By modifying the amount of solar radiation absorbed at the land surface, bright snow and dark forests have strong influences on weather and climate; either a decrease in snow cover or an increase in forest cover, which shades underlying snow, increases the absorption of radiation and warms the overlying air.
Computer models for weather forecasting and climate prediction thus have to take these effects into account by calculating the changing mass of snow on the ground and interactions of radiation with forest canopies. Such models generally have coarse resolutions ranging from kilometres to hundreds of kilometres. Forest cover cannot be expected to be continuous over such large distances; instead, northern landscapes are mosaics of evergreen and deciduous forests, clearings, bogs and lakes. Snow can be removed from open areas by wind, shaded by surrounding vegetation or sublimated from forest canopies without ever reaching the ground, and these processes which influence patterns of snow cover depend on the size of the openings, the structure of the vegetation and weather conditions. Snow itself influences patterns of vegetation cover by supplying water, insulating plants and soil from cold winter temperatures and storing nutrients.

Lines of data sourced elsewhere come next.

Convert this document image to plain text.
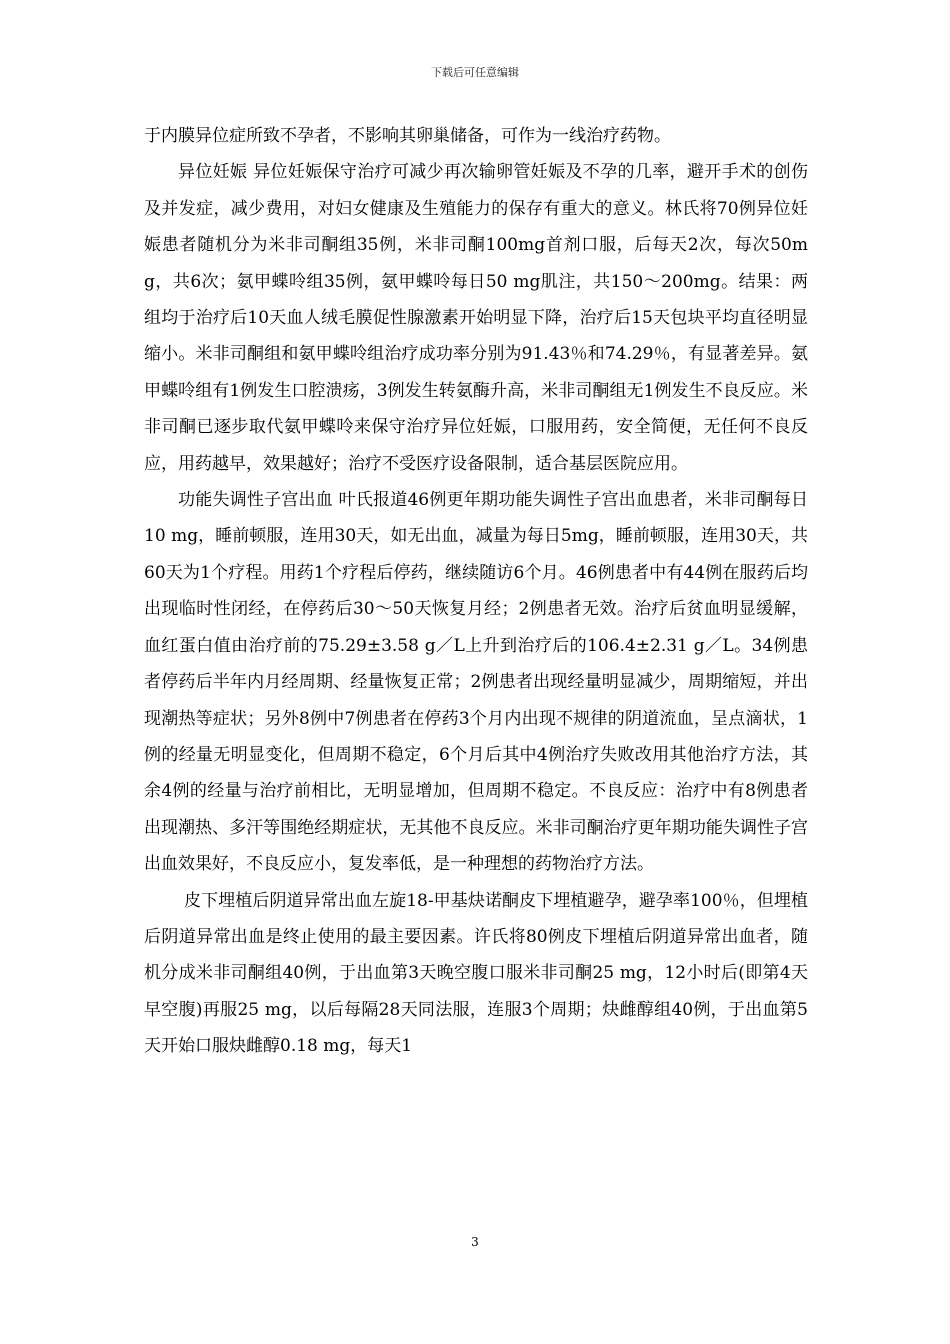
下载后可任意编辑

于内膜异位症所致不孕者，不影响其卵巢储备，可作为一线治疗药物。

异位妊娠 异位妊娠保守治疗可减少再次输卵管妊娠及不孕的几率，避开手术的创伤及并发症，减少费用，对妇女健康及生殖能力的保存有重大的意义。林氏将70例异位妊娠患者随机分为米非司酮组35例，米非司酮100mg首剂口服，后每天2次，每次50mg，共6次；氨甲蝶呤组35例，氨甲蝶呤每日50 mg肌注，共150～200mg。结果：两组均于治疗后10天血人绒毛膜促性腺激素开始明显下降，治疗后15天包块平均直径明显缩小。米非司酮组和氨甲蝶呤组治疗成功率分别为91.43％和74.29％，有显著差异。氨甲蝶呤组有1例发生口腔溃疡，3例发生转氨酶升高，米非司酮组无1例发生不良反应。米非司酮已逐步取代氨甲蝶呤来保守治疗异位妊娠，口服用药，安全简便，无任何不良反应，用药越早，效果越好；治疗不受医疗设备限制，适合基层医院应用。

功能失调性子宫出血 叶氏报道46例更年期功能失调性子宫出血患者，米非司酮每日10 mg，睡前顿服，连用30天，如无出血，减量为每日5mg，睡前顿服，连用30天，共60天为1个疗程。用药1个疗程后停药，继续随访6个月。46例患者中有44例在服药后均出现临时性闭经，在停药后30～50天恢复月经；2例患者无效。治疗后贫血明显缓解，血红蛋白值由治疗前的75.29±3.58 g／L上升到治疗后的106.4±2.31 g／L。34例患者停药后半年内月经周期、经量恢复正常；2例患者出现经量明显减少，周期缩短，并出现潮热等症状；另外8例中7例患者在停药3个月内出现不规律的阴道流血，呈点滴状，1例的经量无明显变化，但周期不稳定，6个月后其中4例治疗失败改用其他治疗方法，其余4例的经量与治疗前相比，无明显增加，但周期不稳定。不良反应：治疗中有8例患者出现潮热、多汗等围绝经期症状，无其他不良反应。米非司酮治疗更年期功能失调性子宫出血效果好，不良反应小，复发率低，是一种理想的药物治疗方法。

皮下埋植后阴道异常出血左旋18-甲基炔诺酮皮下埋植避孕，避孕率100％，但埋植后阴道异常出血是终止使用的最主要因素。许氏将80例皮下埋植后阴道异常出血者，随机分成米非司酮组40例，于出血第3天晚空腹口服米非司酮25 mg，12小时后(即第4天早空腹)再服25 mg，以后每隔28天同法服，连服3个周期；炔雌醇组40例，于出血第5天开始口服炔雌醇0.18 mg，每天1

3
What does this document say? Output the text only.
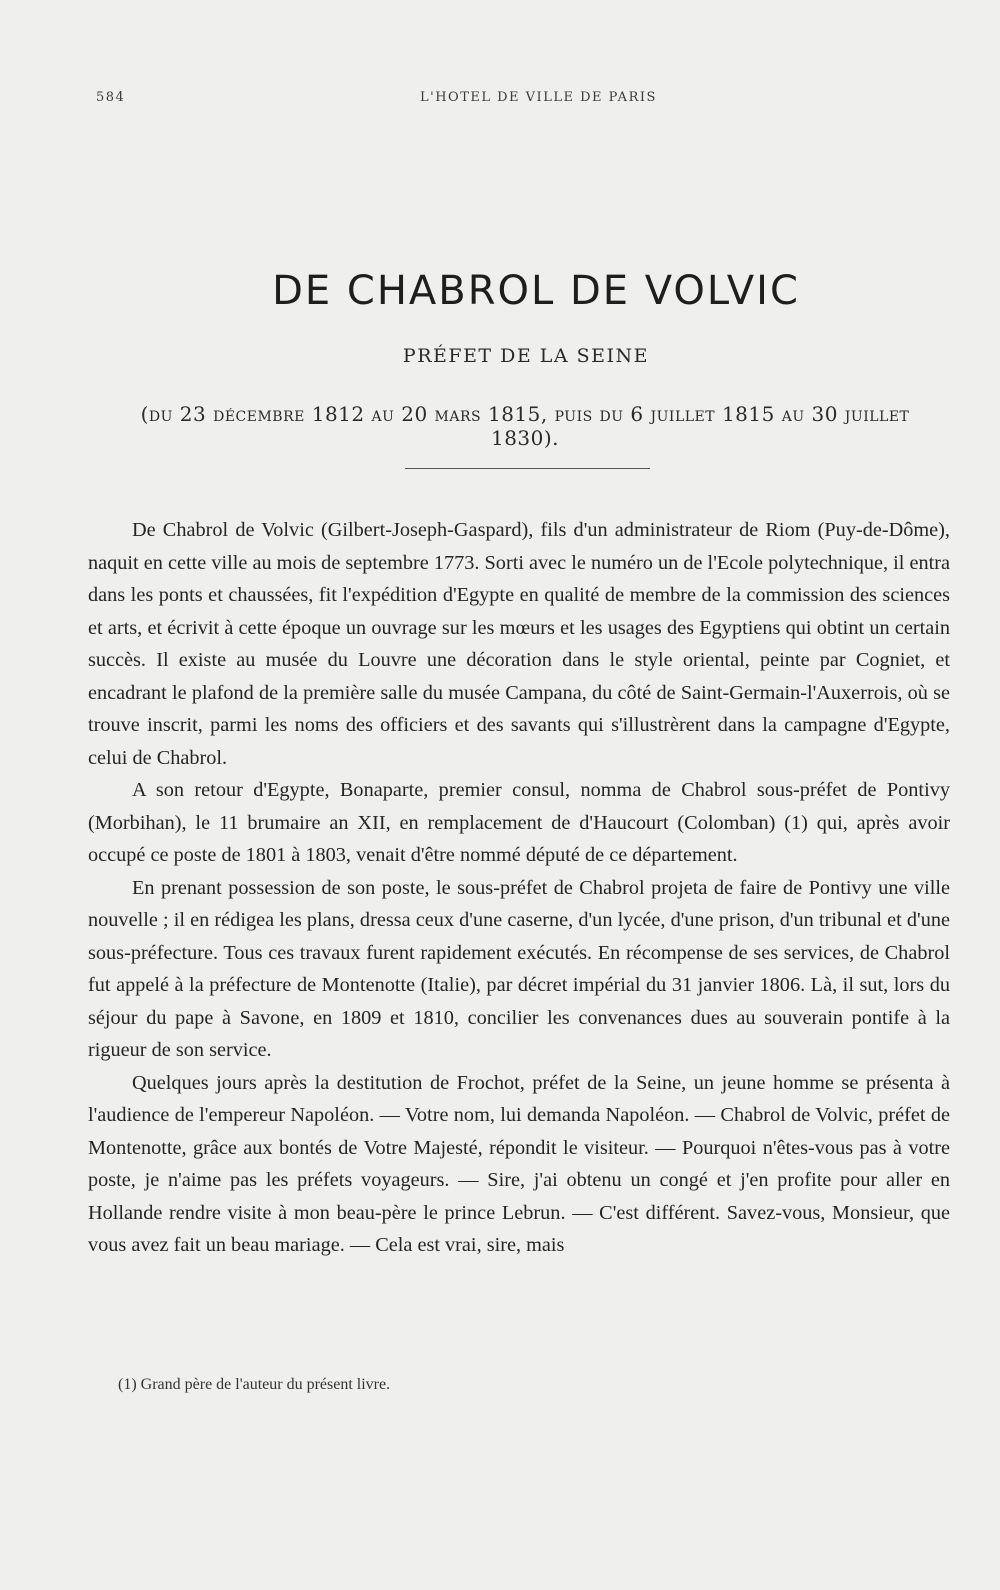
584	L'HOTEL DE VILLE DE PARIS
DE CHABROL DE VOLVIC
PRÉFET DE LA SEINE
(du 23 décembre 1812 au 20 mars 1815, puis du 6 juillet 1815 au 30 juillet 1830).

De Chabrol de Volvic (Gilbert-Joseph-Gaspard), fils d'un administrateur de Riom (Puy-de-Dôme), naquit en cette ville au mois de septembre 1773. Sorti avec le numéro un de l'Ecole polytechnique, il entra dans les ponts et chaussées, fit l'expédition d'Egypte en qualité de membre de la commission des sciences et arts, et écrivit à cette époque un ouvrage sur les mœurs et les usages des Egyptiens qui obtint un certain succès. Il existe au musée du Louvre une décoration dans le style oriental, peinte par Cogniet, et encadrant le plafond de la première salle du musée Campana, du côté de Saint-Germain-l'Auxerrois, où se trouve inscrit, parmi les noms des officiers et des savants qui s'illustrèrent dans la campagne d'Egypte, celui de Chabrol.

A son retour d'Egypte, Bonaparte, premier consul, nomma de Chabrol sous-préfet de Pontivy (Morbihan), le 11 brumaire an XII, en remplacement de d'Haucourt (Colomban) (1) qui, après avoir occupé ce poste de 1801 à 1803, venait d'être nommé député de ce département.

En prenant possession de son poste, le sous-préfet de Chabrol projeta de faire de Pontivy une ville nouvelle ; il en rédigea les plans, dressa ceux d'une caserne, d'un lycée, d'une prison, d'un tribunal et d'une sous-préfecture. Tous ces travaux furent rapidement exécutés. En récompense de ses services, de Chabrol fut appelé à la préfecture de Montenotte (Italie), par décret impérial du 31 janvier 1806. Là, il sut, lors du séjour du pape à Savone, en 1809 et 1810, concilier les convenances dues au souverain pontife à la rigueur de son service.

Quelques jours après la destitution de Frochot, préfet de la Seine, un jeune homme se présenta à l'audience de l'empereur Napoléon. — Votre nom, lui demanda Napoléon. — Chabrol de Volvic, préfet de Montenotte, grâce aux bontés de Votre Majesté, répondit le visiteur. — Pourquoi n'êtes-vous pas à votre poste, je n'aime pas les préfets voyageurs. — Sire, j'ai obtenu un congé et j'en profite pour aller en Hollande rendre visite à mon beau-père le prince Lebrun. — C'est différent. Savez-vous, Monsieur, que vous avez fait un beau mariage. — Cela est vrai, sire, mais

(1) Grand père de l'auteur du présent livre.
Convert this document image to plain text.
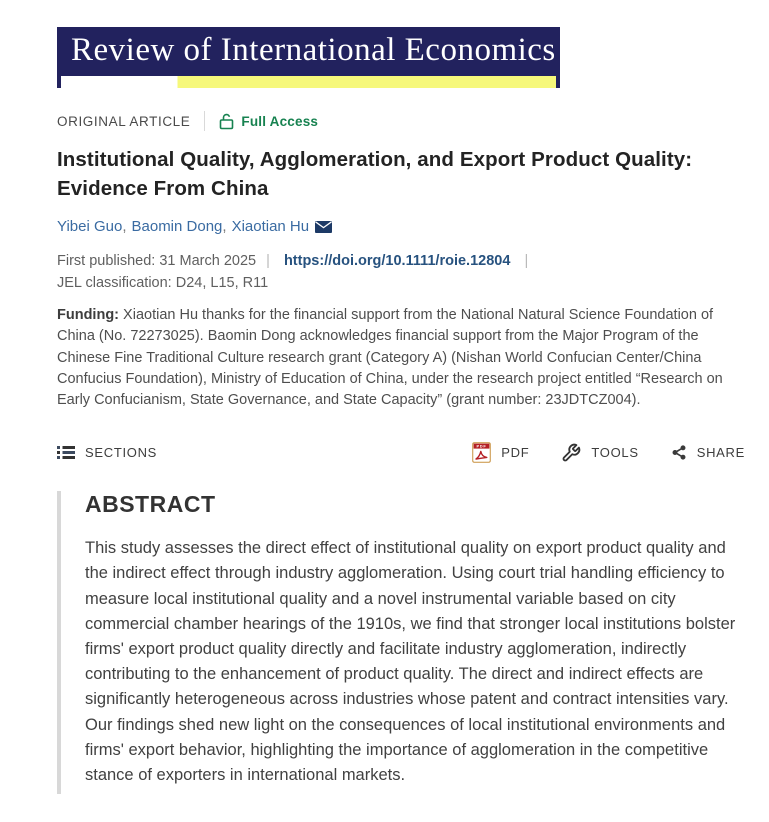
Review of International Economics
ORIGINAL ARTICLE	Full Access
Institutional Quality, Agglomeration, and Export Product Quality: Evidence From China
Yibei Guo , Baomin Dong , Xiaotian Hu
First published: 31 March 2025 | https://doi.org/10.1111/roie.12804 |
JEL classification: D24, L15, R11

Funding: Xiaotian Hu thanks for the financial support from the National Natural Science Foundation of China (No. 72273025). Baomin Dong acknowledges financial support from the Major Program of the Chinese Fine Traditional Culture research grant (Category A) (Nishan World Confucian Center/China Confucius Foundation), Ministry of Education of China, under the research project entitled “Research on Early Confucianism, State Governance, and State Capacity” (grant number: 23JDTCZ004).

SECTIONS	PDF PDF	TOOLS	SHARE
ABSTRACT

This study assesses the direct effect of institutional quality on export product quality and the indirect effect through industry agglomeration. Using court trial handling efficiency to measure local institutional quality and a novel instrumental variable based on city commercial chamber hearings of the 1910s, we find that stronger local institutions bolster firms' export product quality directly and facilitate industry agglomeration, indirectly contributing to the enhancement of product quality. The direct and indirect effects are significantly heterogeneous across industries whose patent and contract intensities vary. Our findings shed new light on the consequences of local institutional environments and firms' export behavior, highlighting the importance of agglomeration in the competitive stance of exporters in international markets.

The aim of this project was to develop better methods for representing interactions between snow, vegetation and the atmosphere in models that, for practical applications, cannot resolve important scales in the patterns of these interactions.
Information was gathered on distributions of snow, vegetation and radiation during two field experiments at sites in the arctic: one in Sweden and the other in Finland. These sites were chosen because they have long records of weather and snow conditions, easy access, good maps of vegetation cover from satellites and aircraft and landscapes ranging from sparse deciduous forests to dense coniferous forests that are typical of much larger areas.
Using 28 radiometers, and moving them several times during the course of each experiment, allowed us to measure the highly variable patterns of radiation at the snow surface in forests.
Information from the field experiments have been used in developing and testing a range of models. To reach the scales of interest, we began with a model that explicitly resolves individual trees and work up through models with progressively coarser resolutions, testing the models at each stage against each other and in comparison with observations. The ultimate objective was a model that will be better able to make use of landscape information in predicting the absorption of radiation at the surface and the accumulation and melt of snow.
This project was funded by the Natural Environment Research Council (NERC) for three and a half years from November 2010 to February 2014 (NERC Reference: NE/H008187/1).